Given how most events moved online during COVID-19, having a strong digital presence is a huge advantage for organisations. Therefore, the main problem I would like to answer in this project is which departments at the LSE have the strongest digital presence and whether Twitter is a social media platform worth considering. This is an academic project for ST115.
For this project, the dataset itself is derived from the Twitter accounts itself using API calls. Majority of the code involves extracting the tweets, cleaning them up, and classifying the sentiments of tweets using TextBlob. Following the creation of the dataset, I've analysed the data using packages such as NetworkX, Seaborn, and Matplotlib.

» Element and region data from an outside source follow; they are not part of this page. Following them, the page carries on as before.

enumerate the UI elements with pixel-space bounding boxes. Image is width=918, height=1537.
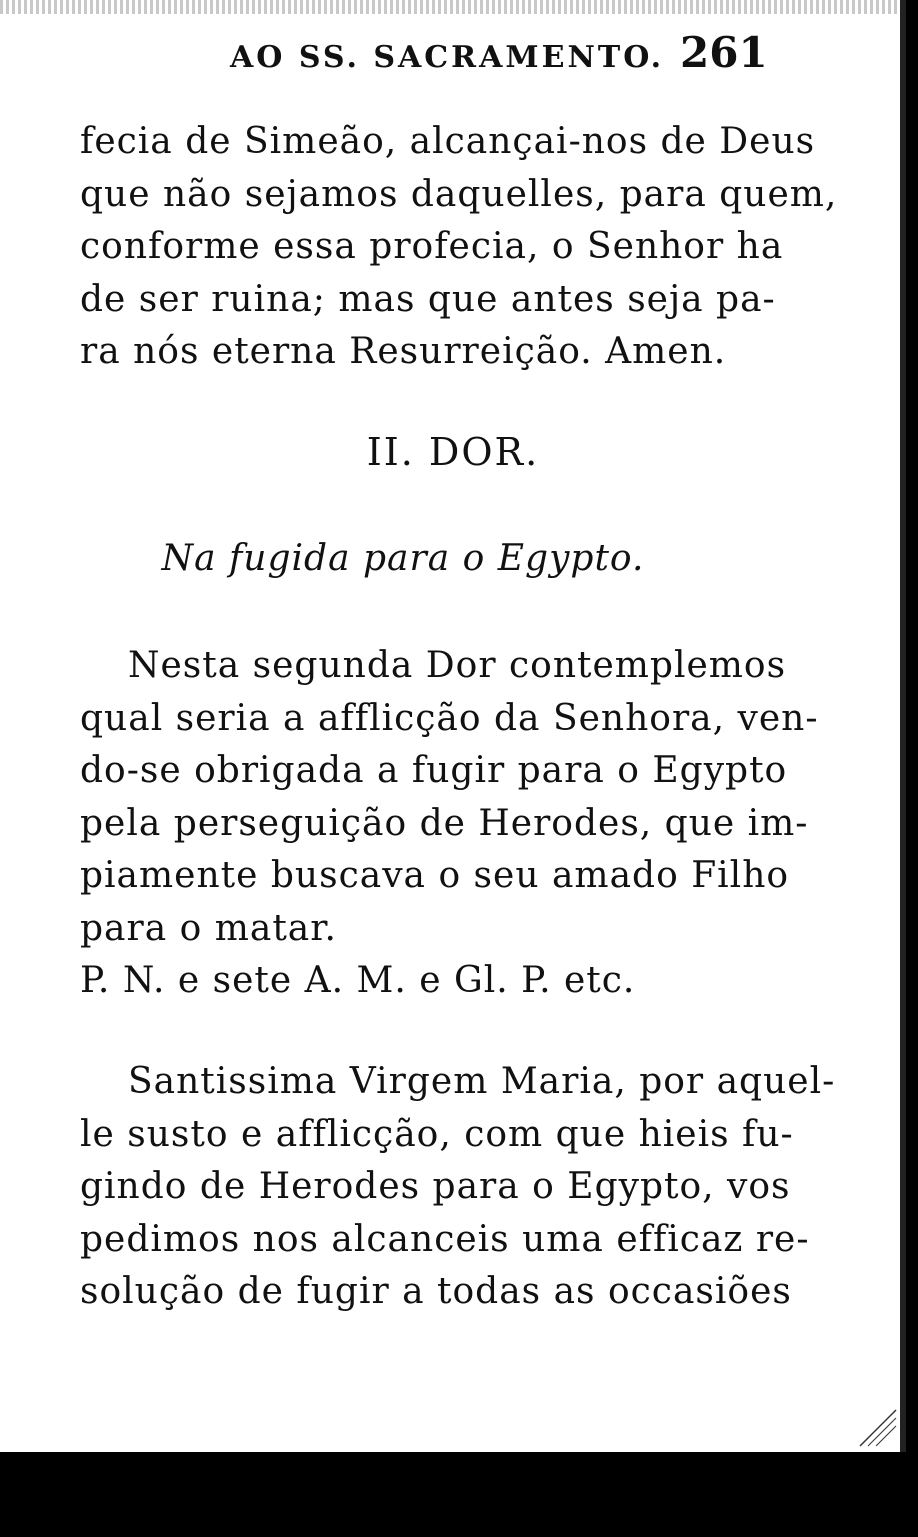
page-number: 261 [680, 28, 768, 77]
text-line: do-se obrigada a fugir para o Egypto [80, 750, 788, 791]
text-line: Nesta segunda Dor contemplemos [128, 645, 787, 686]
text-line: conforme essa profecia, o Senhor ha [80, 226, 784, 267]
section-subheading: Na fugida para o Egypto. [161, 538, 645, 579]
text-line: le susto e afflicção, com que hieis fu- [80, 1113, 794, 1155]
text-line: de ser ruina; mas que antes seja pa- [80, 278, 776, 320]
prayer-instruction: P. N. e sete A. M. e Gl. P. etc. [80, 960, 636, 1001]
paragraph-3 [80, 1056, 836, 1319]
text-line: que não sejamos daquelles, para quem, [80, 173, 838, 215]
text-line: pedimos nos alcanceis uma efficaz re- [80, 1218, 810, 1260]
text-line: ra nós eterna Resurreição. Amen. [80, 331, 727, 372]
page-edge [900, 0, 906, 1452]
text-line: qual seria a afflicção da Senhora, ven- [80, 697, 819, 739]
text-line: para o matar. [80, 907, 337, 949]
running-title: AO SS. SACRAMENTO. [230, 40, 665, 75]
text-line: pela perseguição de Herodes, que im- [80, 802, 809, 844]
paragraph-2 [80, 640, 819, 1008]
top-edge-rule [0, 0, 906, 14]
text-line: Santissima Virgem Maria, por aquel- [128, 1061, 836, 1102]
section-heading: II. DOR. [366, 430, 540, 474]
page-corner-mark [858, 1408, 898, 1448]
text-line: piamente buscava o seu amado Filho [80, 855, 790, 896]
paragraph-1 [80, 116, 838, 379]
text-line: solução de fugir a todas as occasiões [80, 1271, 792, 1312]
text-line: gindo de Herodes para o Egypto, vos [80, 1166, 791, 1207]
text-line: fecia de Simeão, alcançai-nos de Deus [80, 121, 816, 162]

- Make sure you have the following packages installed on Python: Pandas, NumPy, Seaborn, Matplotlib, BeautifulSoup, Requests, Json, TextBlob and NetworkX.
- Make sure you have a Twitter Developer account with elevated access
- Update the keys.json file with your own access token
- Run the data collection code first
- Finally, run the main code
- Analysing non-public metrics (Unavailable due my Twitter developer account access)
- Analysing tweets over the years instead of the last 100 tweets
- Comparing analysis with other social media platforms like Facebook and Instagram
- Comparing analysis with other university departments on Twitter
- Efficiency of API calls
I learned a lot about about API calls on Twitter, but I would now look into the possibility of making the code more efficient. I will try to find a way to loop through the API calls without a higher developer account access. However, if I had higher access, using non-public metrics like impression counts and profile views would tremendously help this analysis.